On Fri, Nov 1, 2019 at 10:47 PM Amirouche Boubekki <
amirouche.boubekki@gmail.com> wrote:

> I stumbled upon an interesting problem based on my work on vnstore
> (formerly fstore) that is how to represent several theories made by an
> algorithm in the context of a versioned branch-able database (like
> git).
>
> Consider for instance a gazetteer based entity-resolution system as
> described in the following question:
>
> https://stackoverflow.com/q/52046394/140837
>
> Here is the code:
>
> input = 'new york is the big apple'.split()
>
>
> def spans(lst):
>     if len(lst) == 0:
>         yield None
>     for index in range(1, len(lst)):
>         for span in spans(lst[index:]):
>             if span is not None:
>                 yield [lst[0:index]] + span
>     yield [lst]
>
> knowledgebase = [
>     ['new', 'york'],
>     ['big', 'apple'],
> ]
>
> out = []
> scores = []
>
> for span in spans(input):
>     score = 0
>     for candidate in span:
>         for uid, entity in enumerate(knowledgebase):
>             if candidate == entity:
>                 score += 1
>     out.append(span)
>     scores.append(score)
>
> leaderboard = sorted(zip(out, scores), key=lambda x: x[1])
>
> for winner in leaderboard:
>     print(winner[1], ' ~ ', winner[0])
>
> The above (naive?) algorithm will guess multiple probable way to link
> a sentence to the knowledge base. With a determinist scoring heuristic
> it will filter many alternatives and for example the following
> alternatives:
>
>   [['new', 'york'], ['is'], ['the'], ['big', 'apple']]
>   [['new', 'york'], ['is', 'the'], ['big', 'apple']]
>
> Those are two possible way to link the input sentence "new york is the
> big apple".
>
> What I want to show is an example where a determinist algorithm can
> not come up with a single result and must keep around "theories"

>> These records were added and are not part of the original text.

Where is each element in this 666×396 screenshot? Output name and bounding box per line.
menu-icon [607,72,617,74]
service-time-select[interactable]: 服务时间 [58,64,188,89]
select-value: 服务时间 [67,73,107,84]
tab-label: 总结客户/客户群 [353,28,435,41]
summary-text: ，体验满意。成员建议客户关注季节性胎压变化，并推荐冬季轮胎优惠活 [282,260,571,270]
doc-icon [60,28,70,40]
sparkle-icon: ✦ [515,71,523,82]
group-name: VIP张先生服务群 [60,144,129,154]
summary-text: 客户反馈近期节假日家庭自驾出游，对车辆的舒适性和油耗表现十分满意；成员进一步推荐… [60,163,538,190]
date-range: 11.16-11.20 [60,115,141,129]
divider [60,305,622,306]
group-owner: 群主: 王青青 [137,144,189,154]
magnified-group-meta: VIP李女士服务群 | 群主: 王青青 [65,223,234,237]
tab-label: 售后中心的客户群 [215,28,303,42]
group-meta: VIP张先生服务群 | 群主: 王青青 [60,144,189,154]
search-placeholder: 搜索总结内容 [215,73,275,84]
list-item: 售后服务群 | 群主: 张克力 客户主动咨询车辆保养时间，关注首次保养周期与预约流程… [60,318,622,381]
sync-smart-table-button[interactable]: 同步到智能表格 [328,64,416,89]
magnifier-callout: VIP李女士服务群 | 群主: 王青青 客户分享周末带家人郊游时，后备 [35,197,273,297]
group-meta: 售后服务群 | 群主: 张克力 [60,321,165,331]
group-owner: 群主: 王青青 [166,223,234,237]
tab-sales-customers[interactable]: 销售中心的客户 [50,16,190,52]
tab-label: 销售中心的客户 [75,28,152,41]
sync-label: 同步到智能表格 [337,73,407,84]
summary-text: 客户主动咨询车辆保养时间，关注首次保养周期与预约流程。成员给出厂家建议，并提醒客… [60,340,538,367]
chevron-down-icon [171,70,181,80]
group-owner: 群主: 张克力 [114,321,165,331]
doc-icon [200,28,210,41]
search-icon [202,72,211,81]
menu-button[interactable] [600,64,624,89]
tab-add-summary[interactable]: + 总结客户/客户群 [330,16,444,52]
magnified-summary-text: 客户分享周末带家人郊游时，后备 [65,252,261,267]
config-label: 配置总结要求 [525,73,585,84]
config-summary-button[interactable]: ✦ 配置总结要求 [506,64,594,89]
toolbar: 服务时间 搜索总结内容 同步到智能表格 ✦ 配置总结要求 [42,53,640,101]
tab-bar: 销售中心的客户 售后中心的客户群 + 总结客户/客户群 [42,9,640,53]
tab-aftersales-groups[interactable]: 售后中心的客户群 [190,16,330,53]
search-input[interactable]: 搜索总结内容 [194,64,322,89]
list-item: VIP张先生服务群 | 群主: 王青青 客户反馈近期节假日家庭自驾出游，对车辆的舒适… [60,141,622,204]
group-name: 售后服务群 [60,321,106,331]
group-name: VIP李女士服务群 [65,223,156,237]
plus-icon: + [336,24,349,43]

> downstream and eliminate zero or more theory with another algorithm or
> knowledge acquired later.
>
> In the versioned nstore (vnstore), one can represent theories using
> branches (as in git) OR using an abstraction on top of the nstore.
> Representing theory in the vnstore will require access to the history
> and branch information along some data to tie together a set of
> theories that are related to a given problem. Whereas theories on top
> of the nstore will require only "some data to tie together a set of
> theories that are related to a given problem" but will require extra
> care to make sure one theory does not leak in another theory.
>
> Using the nstore approach will mean that there is yet-another
> structure, the structure of alternative theories, on top the nstore
> that is very similar to the vnstore. It gives more freedom but it also
> lead to more complex system.
>
> It seems to me that the vnstore seems to already solve the idea of
> "alternative theories", as in git, branches are alternative version of
> a software, but it seems like re-using vnstore abstraction for
> theories made by algorithms will lead to more complex code.
>
> What do you think? How do you handle alternative theories in your work?
>
>
> --
> Amirouche ~ https://hyper.dev
>
>

Received on Saturday, 2 November 2019 02:19:11 UTC